Smoke from the fires has stretched 12,000km across the Pacific Ocean and reached South America.

With ever-more extreme weather events and natural disasters occurring year after year, it's a temptation to make a direct link to climate change.

However, it’s important to be rigorous in remembering that such phenomena are exacerbated by climate change, but not directly caused by it.

As the WWF’s chief wildlife adviser Paul De Ornellas says, “while climate change does not cause bushfires, it does make them worse and more likely.”

“The intensive heatwaves and extreme droughts of the past year have fanned the flames creating this state of emergency,” he said.

“We must all do our bit to protect our world from climate disaster – failure to act will make extreme events standard, with deadly consequences for people and nature.”
WWF Chief Wildlife Adviser Paul De Ornellas

How will the donations be spent?

The Red Cross will provide AU$20,000 to people who have lost their homes, survivors of the fire who have been hospitalized due to their injuries will get AU$7,500 and $5,000 is made available to help repair badly damaged homes.

On top of this, the charity is supplying communities with food, water and emergency accommodation.

Counselling, helping people locate missing friends and family and other vital services will also be funded in part thanks to donations from Revolut customers.

Belinda Dimovski, head of engagement and support at Australian Red Cross, said the size and scale of the fires in many parts of Australia was “unprecedented.”

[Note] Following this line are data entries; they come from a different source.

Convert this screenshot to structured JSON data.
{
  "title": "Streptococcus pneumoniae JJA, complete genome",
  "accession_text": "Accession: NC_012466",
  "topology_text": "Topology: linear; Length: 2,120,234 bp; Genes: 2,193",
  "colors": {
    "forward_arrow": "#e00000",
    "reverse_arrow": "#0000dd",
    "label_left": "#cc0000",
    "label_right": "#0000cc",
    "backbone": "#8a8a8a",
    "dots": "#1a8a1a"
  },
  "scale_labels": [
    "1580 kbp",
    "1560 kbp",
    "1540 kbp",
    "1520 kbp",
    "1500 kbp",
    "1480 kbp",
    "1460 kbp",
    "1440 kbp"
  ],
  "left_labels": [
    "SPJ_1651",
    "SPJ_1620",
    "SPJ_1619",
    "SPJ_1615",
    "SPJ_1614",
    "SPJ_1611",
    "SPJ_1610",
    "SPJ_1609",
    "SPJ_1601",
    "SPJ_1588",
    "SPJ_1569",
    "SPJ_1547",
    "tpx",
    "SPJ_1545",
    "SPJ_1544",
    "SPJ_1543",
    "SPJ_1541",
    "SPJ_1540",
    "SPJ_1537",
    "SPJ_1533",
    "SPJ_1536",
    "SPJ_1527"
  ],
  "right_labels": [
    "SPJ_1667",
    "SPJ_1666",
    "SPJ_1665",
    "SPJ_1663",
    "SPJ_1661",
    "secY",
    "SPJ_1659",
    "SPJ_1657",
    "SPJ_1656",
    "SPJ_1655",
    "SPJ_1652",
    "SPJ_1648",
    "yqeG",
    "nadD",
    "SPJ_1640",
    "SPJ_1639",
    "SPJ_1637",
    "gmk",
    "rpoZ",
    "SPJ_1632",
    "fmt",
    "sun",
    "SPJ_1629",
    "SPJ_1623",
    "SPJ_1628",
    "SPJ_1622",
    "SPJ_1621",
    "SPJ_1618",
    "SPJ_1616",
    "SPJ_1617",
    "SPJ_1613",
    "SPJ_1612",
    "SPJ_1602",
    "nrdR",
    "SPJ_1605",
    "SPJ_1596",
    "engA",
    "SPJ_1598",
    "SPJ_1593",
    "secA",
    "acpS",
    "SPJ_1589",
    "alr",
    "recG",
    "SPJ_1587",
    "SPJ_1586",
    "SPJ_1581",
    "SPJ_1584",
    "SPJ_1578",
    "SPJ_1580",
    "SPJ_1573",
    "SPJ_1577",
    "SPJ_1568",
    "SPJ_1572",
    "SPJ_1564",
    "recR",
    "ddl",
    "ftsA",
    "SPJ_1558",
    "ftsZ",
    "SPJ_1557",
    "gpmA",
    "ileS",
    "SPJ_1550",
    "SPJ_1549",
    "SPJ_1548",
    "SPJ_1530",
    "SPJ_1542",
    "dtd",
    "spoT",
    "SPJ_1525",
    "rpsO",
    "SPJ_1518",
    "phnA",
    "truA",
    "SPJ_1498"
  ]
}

“The funds we raise will ensure our trained staff and volunteers can continue to be there for the long-haul, helping people take a deep breath, take stock of their losses, and slowly but surely get back on their feet,” she said.

“We’ll also be giving out emergency grants to help people cover essential costs as they start to rebuild. We’d like to thank Revolut and their customers for leading this incredible initiative and showing such generosity to our emergency teams and the people we help.”
Head of Engagement and Support at Australian Red CrossBelinda Dimovski

Donations to the WWF will be used to locate and rescue injured and orphaned animals, provide veterinary care and to pay for food and water to keep them alive.

Once the situation has stabilized, remaining funds will go towards restoring the habitats that have been lost and to work towards minimizing such risks of devastation in the future, including tackling climate change.

The WWF’s Paul De Ornellas, echoed Ms Dimovski saying the scale of the crisis had been “described as unprecedented.”

“Human lives and homes have been lost, and wildlife is suffering too,” he said.

“Once the fires clear, we will need to work to restore what has been lost.”

The Revolut community recently raised £197,000 in donations for Save the Children to use on rebuilding schools in Mozambique damaged by Cyclone Idai in 2019.